The land is part of 22 hectares that its former owner, the Cabuñag family, somehow managed to regain from its 44-hectare estate.
Landowner’s petition?
Clavo believes that the Cabuñags, one of the rich clans of Sariaya, filed a motion at the Office of the President to exempt the estate from the CARP, and that Malacañang has decided on the case.
“The land is still a subject of a pending case before the Darab (Department of Agrarian Reform Adjudication Board),” he said, showing a Darab certification dated April 14, 2009, and signed by one Enrique Sumogba, officer of the day.
On June 9, however, the 12 Cloa holders received a notice of eviction from the Darab, through its sheriff Luz Durante, in promulgation of a writ of execution dated May 29, 2009. It ordered them to leave the property and remove all houses and other developments within 30 days from receipt of the order. (The deadline falls on Aug. 9).

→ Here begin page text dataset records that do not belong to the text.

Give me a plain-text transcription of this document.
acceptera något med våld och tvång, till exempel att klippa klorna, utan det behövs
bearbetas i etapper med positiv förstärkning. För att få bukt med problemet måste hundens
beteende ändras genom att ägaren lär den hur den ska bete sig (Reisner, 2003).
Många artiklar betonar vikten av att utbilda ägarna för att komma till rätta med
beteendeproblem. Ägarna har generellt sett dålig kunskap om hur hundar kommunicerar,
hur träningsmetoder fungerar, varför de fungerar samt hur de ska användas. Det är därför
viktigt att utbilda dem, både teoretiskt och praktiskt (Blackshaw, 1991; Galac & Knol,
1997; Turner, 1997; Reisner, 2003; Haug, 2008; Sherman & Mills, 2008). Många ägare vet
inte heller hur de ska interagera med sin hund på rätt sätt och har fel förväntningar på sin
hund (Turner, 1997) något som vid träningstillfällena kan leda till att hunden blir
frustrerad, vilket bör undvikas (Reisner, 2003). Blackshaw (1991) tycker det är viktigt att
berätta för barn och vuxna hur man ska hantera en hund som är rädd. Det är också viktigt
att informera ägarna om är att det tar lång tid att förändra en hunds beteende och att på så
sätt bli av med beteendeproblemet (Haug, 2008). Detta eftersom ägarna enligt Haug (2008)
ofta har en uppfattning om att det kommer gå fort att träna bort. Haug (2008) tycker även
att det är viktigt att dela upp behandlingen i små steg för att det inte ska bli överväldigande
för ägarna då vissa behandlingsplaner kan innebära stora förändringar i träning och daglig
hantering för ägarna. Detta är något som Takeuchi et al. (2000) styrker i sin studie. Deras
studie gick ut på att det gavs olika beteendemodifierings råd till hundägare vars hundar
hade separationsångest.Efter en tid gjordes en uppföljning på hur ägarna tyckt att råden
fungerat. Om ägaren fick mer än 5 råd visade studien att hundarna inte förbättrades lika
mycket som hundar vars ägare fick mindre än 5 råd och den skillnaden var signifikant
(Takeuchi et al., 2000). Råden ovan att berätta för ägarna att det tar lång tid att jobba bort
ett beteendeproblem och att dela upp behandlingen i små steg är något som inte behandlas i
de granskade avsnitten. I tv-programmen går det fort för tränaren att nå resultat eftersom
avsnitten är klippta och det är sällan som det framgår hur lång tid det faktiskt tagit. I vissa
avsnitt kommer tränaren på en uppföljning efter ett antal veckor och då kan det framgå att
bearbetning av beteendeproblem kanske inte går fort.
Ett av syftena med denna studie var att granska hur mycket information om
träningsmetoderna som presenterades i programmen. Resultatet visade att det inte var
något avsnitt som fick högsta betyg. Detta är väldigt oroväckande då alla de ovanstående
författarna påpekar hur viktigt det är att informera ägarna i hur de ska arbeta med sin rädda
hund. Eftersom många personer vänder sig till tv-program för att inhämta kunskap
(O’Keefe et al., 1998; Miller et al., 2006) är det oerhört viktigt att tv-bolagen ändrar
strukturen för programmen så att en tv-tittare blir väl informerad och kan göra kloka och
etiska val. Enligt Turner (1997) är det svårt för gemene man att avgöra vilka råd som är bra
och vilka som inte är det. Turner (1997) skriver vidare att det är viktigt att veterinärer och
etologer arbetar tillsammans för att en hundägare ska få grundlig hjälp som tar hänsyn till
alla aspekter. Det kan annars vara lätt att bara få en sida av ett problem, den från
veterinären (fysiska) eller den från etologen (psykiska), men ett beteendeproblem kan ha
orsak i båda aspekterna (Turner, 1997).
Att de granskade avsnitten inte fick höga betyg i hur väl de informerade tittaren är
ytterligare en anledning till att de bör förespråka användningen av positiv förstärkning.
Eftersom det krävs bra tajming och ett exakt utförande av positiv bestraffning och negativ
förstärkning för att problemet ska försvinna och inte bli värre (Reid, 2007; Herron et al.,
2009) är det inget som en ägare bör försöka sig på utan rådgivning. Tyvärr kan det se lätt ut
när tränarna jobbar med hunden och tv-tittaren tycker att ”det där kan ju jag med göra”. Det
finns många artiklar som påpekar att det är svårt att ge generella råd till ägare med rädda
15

“The (eviction) order would not only rob us of our material possessions, [but] it will also rob us of our lives and strip us of our dignity as humans,” Clavo said. “We’re appealing to all concerned government officials to help us in this fight to retain ownership of the land.”
“We will oppose the eviction,” he said, adding that the farmers had begun putting up “No Trespassing” signs in the area.
Disturbance fee
The Darab resolution also ordered the Cabuñags to pay P195,050 as “disturbance compensation” to the Cloa holders. Of this amount, only P9,750 will be paid to Marianito Clavo’s heir.
Rhoderick de Villa, a son of another Cloa holder, said his elder brother had spent P700,000 for the construction of their new house. “And now, we are being ordered to leave?” he asked.
Clavo blames Agrarian Reform Secretary Nasser Pangandaman for the mess. He showed a copy of Sariaya Mayor Rosauro Masilang’s letter to Pangandaman dated June 10, 2008, requesting a dialogue to thresh out the conflict.
“Up to the present, the DAR secretary has not bothered to spare some time to accommodate us,” Clavo said.
Armando Valenzerina, DAR-Quezon II paralegal officer, said that if the order was final and executory, “there’s nothing more that we can do.”
Even if his office wanted to help the villagers, “we just can’t argue against the decision of our officials at the central office,” he said.
DAR presumption
When asked why, in the first place, did the DAR award the land to the farmers despite the ownership issue, Valenzerina said the agency “presumed that the area was disposable because its actual usage was agricultural.”
“But the landowner found a legal basis to reclaim the land, subsequently filed an exemption, and exhausted all legal remedies and procedures,” he added.
He recalled that the Cabuñags once offered a “win-win” solution—a relocation site and other benefits—to the Cloa holders in a conference attended by both parties. “These were rejected,” he said.
The Inquirer tried to contact the Cabuñags but was told by the farmers that the landowners reside in Manila.
Valenzerina said the farmers could also be blamed for their dilemma. “From what I remember, the Cloa holders did not heed the advice of their lawyers on what course of legal actions to take.”
Corrective action
The municipal government was doing everything to prevent the dislocation of the farmers, said Councilor Alex Tolentino.
It has adopted a resolution “that aims to correct the zoning plan,” Tolentino said. “We already forwarded it to (officials of) the DAR central office for their guidance, but unfortunately, we have yet to hear their response.”
Valenzerina said he was “not privy” to the complaints of Sariaya officials and the Cloa holders against Pangandaman.
In a letter to the DAR secretary in February, FIAN International said the case of the Tumbaga farmers was an ominous warning of more illegitimate dispossession of farm lands in Sariaya.
Former landlords are now trying to reclaim 2,074 hectares of land distributed under the CARP across Sariaya, the human rights group said in the letter.